Allo stesso tempo, però, non dobbiamo avventurarci in quello che non siamo capaci di fare, dobbiamo essere consapevoli dei nostri limiti, accettare di essere fallibili, ammettere di poter sbagliare. In definitiva, esiste una dimensione narcisistica in ogni uno di noi; deve esserci.  Se non ci fosse, non potremmo agire e trasformare il mondo! Questa dimensione,  che racchiude tutto quello che riteniamo di essere, non dovrebbe eccedere, né  verso l’onnipotenza irrealistica, né verso l’impotenza.

Possiamo dire allora che il nostro narcisismo può “ammalarsi” e in tal caso alcune  rappresentazioni e sentimenti riferiti a noi stessi risultano disadattivi, diventano  fonte di disagio e di intralcio a una armoniosa realizzazione di noi stessi.

Le sofferenze legate all’immagine di sé e all’autostima possono essere di due tipi:

Il narcisista onnipotente, arrogante, che usa gli altri

Una prima tipologia di sofferenza relativa all’immagine di sé e all’autostima  equivale a un sé ipertrofico e tronfio. Il narcisista onnipotente è un soggetto in  cui c’è un eccesso di narcisismo, con sentimenti correlati di superiorità, arroganza, invadenza e onnipotenza. Rosenfeld (1987) parla di narcisisti “di pelle spessa“.

Akhor e Cooper parlano di narcisisti “overt” e Gabbard (1994) li definisce  “inconsapevoli”. Sono definizioni che ci descrivono un soggetto che non si fa  minimamente toccare da ciò che gli capita intorno, soprattutto dalle reazioni altrui, e che appare piuttosto presuntuoso.

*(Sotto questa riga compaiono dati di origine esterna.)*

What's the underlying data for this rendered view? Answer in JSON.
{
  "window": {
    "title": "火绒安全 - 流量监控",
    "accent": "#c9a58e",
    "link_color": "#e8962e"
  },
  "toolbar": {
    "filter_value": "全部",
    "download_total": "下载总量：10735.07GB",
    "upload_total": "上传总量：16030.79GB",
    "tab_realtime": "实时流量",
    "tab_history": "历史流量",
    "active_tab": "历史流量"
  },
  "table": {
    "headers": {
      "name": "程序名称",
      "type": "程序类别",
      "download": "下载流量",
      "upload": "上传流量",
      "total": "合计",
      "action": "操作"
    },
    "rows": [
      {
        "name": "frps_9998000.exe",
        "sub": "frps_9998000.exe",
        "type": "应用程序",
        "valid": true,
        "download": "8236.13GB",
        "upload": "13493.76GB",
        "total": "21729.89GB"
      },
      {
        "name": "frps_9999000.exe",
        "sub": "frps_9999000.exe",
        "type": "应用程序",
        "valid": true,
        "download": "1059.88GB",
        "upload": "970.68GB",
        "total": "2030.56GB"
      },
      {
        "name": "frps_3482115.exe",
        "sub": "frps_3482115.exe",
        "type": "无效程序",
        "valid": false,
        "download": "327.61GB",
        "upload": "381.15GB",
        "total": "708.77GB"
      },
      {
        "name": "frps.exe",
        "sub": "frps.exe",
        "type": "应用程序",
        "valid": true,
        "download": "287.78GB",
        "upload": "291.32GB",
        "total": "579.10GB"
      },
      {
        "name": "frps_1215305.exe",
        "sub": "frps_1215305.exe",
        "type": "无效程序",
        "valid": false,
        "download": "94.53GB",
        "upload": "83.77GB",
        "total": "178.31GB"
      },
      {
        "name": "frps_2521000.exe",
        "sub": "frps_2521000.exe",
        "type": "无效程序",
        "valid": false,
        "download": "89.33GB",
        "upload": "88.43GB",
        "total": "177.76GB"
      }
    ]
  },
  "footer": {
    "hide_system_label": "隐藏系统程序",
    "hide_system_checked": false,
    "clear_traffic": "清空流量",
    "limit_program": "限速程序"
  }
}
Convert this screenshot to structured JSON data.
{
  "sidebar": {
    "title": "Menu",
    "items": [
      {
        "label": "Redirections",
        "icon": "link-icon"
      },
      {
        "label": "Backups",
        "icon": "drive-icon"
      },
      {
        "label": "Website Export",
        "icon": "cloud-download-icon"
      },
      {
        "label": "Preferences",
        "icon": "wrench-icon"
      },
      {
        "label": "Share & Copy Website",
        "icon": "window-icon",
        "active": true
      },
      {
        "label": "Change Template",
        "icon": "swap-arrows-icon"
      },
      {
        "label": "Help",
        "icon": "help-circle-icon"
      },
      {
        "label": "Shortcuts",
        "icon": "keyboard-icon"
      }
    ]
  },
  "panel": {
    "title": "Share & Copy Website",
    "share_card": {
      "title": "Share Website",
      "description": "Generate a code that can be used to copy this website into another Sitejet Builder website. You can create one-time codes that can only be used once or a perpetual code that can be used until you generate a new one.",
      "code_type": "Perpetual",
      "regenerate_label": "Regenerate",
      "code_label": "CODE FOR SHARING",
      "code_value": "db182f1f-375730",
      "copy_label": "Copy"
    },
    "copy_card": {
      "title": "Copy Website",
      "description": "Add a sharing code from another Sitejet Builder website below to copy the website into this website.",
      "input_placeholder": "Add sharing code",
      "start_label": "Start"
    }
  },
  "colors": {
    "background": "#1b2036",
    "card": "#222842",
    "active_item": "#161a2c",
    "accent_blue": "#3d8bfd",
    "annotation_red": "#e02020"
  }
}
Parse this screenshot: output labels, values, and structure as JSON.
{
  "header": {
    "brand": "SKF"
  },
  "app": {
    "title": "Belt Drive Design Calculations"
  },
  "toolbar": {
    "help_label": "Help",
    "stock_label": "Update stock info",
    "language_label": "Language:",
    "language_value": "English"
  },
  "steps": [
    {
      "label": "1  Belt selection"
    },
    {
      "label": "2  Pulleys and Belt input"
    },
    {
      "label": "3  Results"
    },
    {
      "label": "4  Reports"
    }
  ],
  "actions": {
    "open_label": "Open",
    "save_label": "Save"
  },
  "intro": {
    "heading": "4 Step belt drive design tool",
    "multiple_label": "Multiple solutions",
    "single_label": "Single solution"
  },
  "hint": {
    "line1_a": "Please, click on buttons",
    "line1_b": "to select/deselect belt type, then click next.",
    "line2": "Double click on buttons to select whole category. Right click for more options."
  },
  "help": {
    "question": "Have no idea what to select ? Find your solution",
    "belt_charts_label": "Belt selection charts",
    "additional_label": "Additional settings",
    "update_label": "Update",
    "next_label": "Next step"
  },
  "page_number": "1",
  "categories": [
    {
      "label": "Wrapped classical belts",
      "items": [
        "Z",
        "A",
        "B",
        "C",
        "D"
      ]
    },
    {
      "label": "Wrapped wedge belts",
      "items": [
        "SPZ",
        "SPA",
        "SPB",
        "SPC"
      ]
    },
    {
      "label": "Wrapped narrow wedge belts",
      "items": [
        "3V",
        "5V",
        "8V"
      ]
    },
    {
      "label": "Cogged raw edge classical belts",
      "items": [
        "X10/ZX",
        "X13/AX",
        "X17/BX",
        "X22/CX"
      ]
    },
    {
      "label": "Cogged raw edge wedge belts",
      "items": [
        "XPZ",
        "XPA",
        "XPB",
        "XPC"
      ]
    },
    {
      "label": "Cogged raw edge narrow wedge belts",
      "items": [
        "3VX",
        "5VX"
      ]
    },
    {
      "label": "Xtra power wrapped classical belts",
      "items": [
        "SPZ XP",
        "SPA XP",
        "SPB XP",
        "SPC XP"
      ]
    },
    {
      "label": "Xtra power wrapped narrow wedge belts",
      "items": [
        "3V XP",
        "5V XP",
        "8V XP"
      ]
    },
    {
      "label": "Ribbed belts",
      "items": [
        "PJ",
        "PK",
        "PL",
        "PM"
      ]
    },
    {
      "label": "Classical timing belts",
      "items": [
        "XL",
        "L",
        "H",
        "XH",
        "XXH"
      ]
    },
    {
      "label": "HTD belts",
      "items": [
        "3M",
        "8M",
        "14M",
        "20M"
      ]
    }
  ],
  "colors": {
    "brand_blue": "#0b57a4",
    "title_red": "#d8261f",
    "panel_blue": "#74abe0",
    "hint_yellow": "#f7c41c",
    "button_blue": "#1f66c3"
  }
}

Il DSM (Diagnostic and Statistical Manual of Mental Disorders) parla di disturbo  narcisistico di personalità, riferendosi a soggetti estroversi, che tendono ad avere  un sé grandioso, che tendono a sopravvalutare le proprie capacità, i risultati  ottenuti in ciò che fanno; esibizionisti, che nelle relazioni risultano incapaci di  amare, non empatici, con orientamento relazionale teso allo sfruttamento e  all’utilitarismo, e che manifestano arroganza e rabbia quando le cose sfuggono al  loro controllo: sono vittime di un bisogno pervasivo di ammirazione.

Chi ha questo tipo di funzionamento ha molte difficoltà a vivere relazioni  “normali”: esse tendono ad assumere carattere speculare. Questi soggetti, in altre  parole, usano gli altri come specchi per guardarsi e ammirarsi. Per questo hanno  bisogno che gli altri gli forniscano continuamente conferme e ammirazione.

La condizione relazionale ideale per un soggetto narcisista di questo genere è  quella di circondarsi di “partner-adepti”. Spesso il narcisista ha anche un’abilità impareggiabile nel sedurre e manipolare gli altri. Lo fa idealizzandoli, convincendoli che sono persone speciali e che insieme comporranno un circolo esclusivo di eletti. Spesso la funzione del gruppo è quella di offrire a ogni componente un nutrimento reciproco di rispecchiamenti rinvigorenti per l’autostima: una narrazione del tipo “siamo speciali, interessanti, invidiati, siamo i migliori.”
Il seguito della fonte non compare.